I am a bit surprised - I was counting on the kernel not to be controlling the PMU so you -as a user- could access its registers from user space instead of using the recommended way (ie perf).
Could you validate perf in your #36 release?
If you are cross-compiling your kernel you could just do
server$ cd $KERNEL_TREE
server$ make ARCH=arm64 CROSS_COMPILE=aarch64-linux-gnu- tools/perf
then copy tools/perf/perf to your db410c.
Once done please execute as follows:
- terminal_1: keep perf busy using a high count
db410c$ perf stat -e cycles dd if=/dev/zero of=/dev/null count=10000000
*terminal_2: check if perf is receiving interrupts
db410c$ cat /proc/interrupts | grep arm-pmu
If perf is indeed working on #36 (which I doubt since I would expect perf to interfere with your module) you should see an “arm-pmu” interrupt registered in terminal 2 (while terminal_1 is busy).
You could then reduce the count given on terminal_1 to get a valid output quicker on terminal 1.

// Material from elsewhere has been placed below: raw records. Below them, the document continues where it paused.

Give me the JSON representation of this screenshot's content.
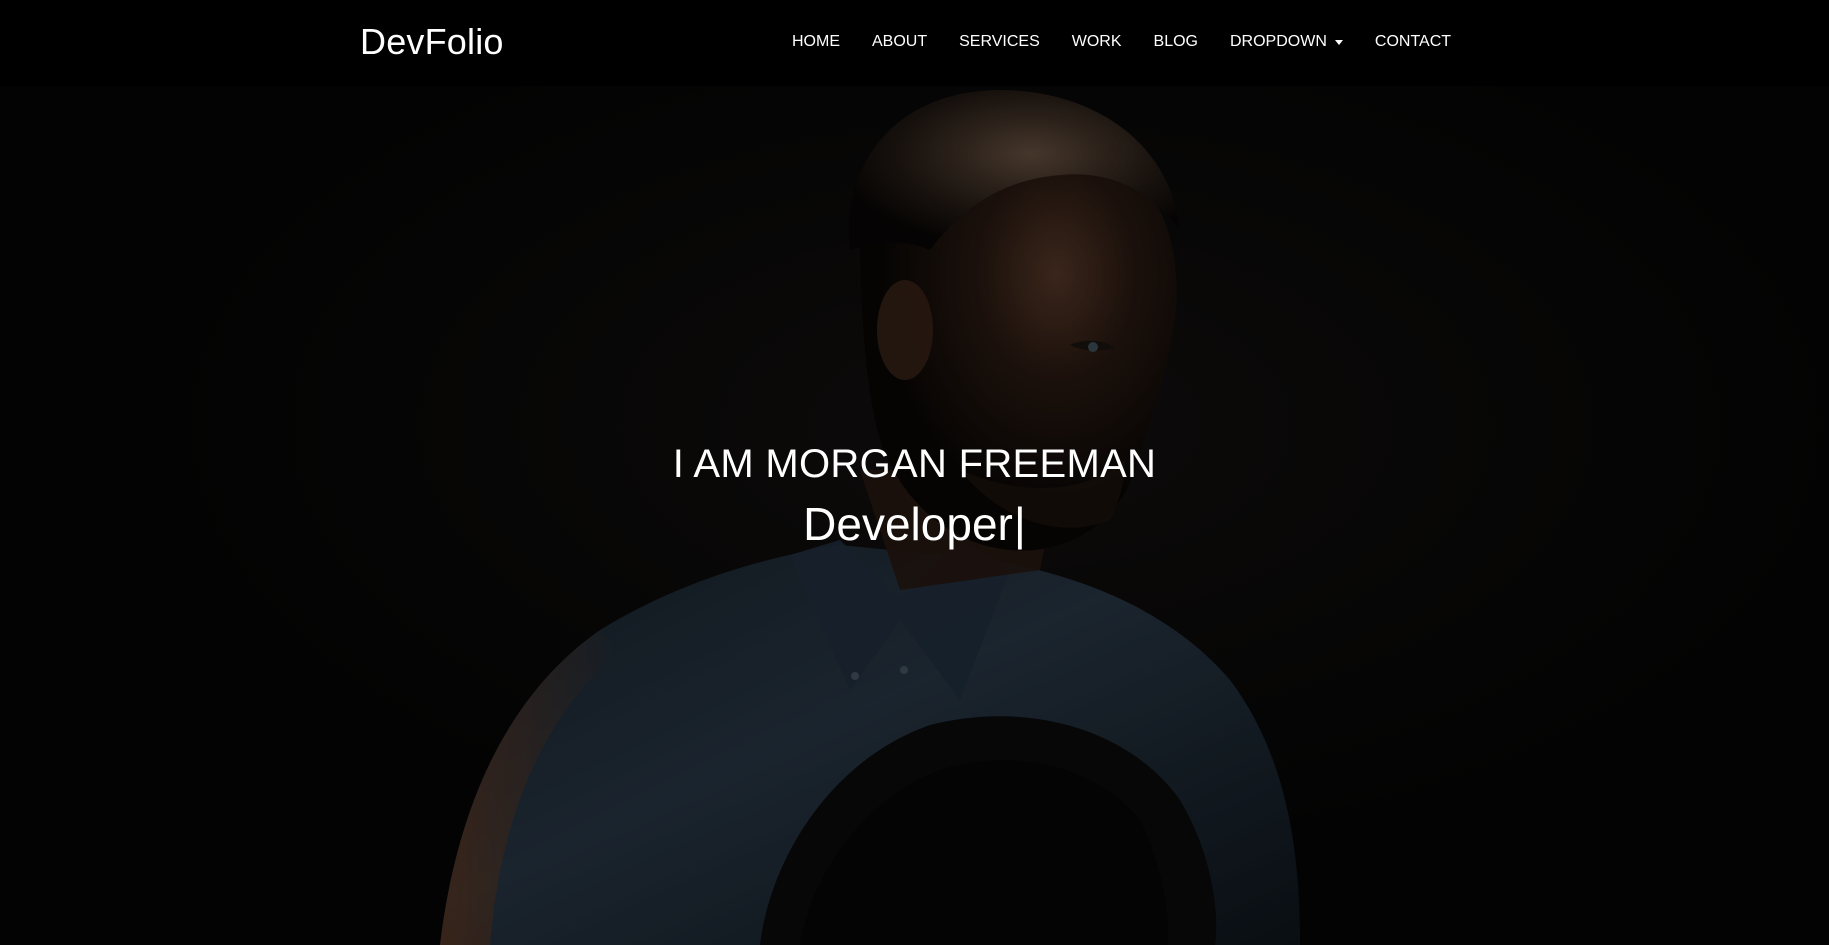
{
  "navbar": {
    "brand": "DevFolio",
    "items": [
      {
        "label": "HOME"
      },
      {
        "label": "ABOUT"
      },
      {
        "label": "SERVICES"
      },
      {
        "label": "WORK"
      },
      {
        "label": "BLOG"
      },
      {
        "label": "DROPDOWN",
        "icon": "caret-down-icon"
      },
      {
        "label": "CONTACT"
      }
    ]
  },
  "hero": {
    "title": "I AM MORGAN FREEMAN",
    "typed_text": "Developer",
    "cursor": "|"
  },
  "colors": {
    "background": "#050505",
    "navbar": "#000000",
    "text": "#ffffff"
  }
}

root@linaro-alip:/home/linaro# perf stat -e cycles dd if=/dev/zero of=/dev/null count=10000
10000+0 records in
10000+0 records out
5120000 bytes (5.1 MB) copied, 0.0816867 s, 62.7 MB/s
Performance counter stats for 'dd if=/dev/zero of=/dev/null count=10000':
17987875 cycles
0.092714040 seconds time elapsed
In any case, maybe you should try to recompile the #144 kernel without PMU support (remove the device tree entry for instance or disable it from the kernel config); I would then expect userspace to have complete access to the hardware and not collide with the kernel PMU initialization.
Either way my advice would be to drop your current performance measurement system and write some macros/functions around trace/perf (a first class Linux subsystem) and then use this tool to access the PMU registers that you need.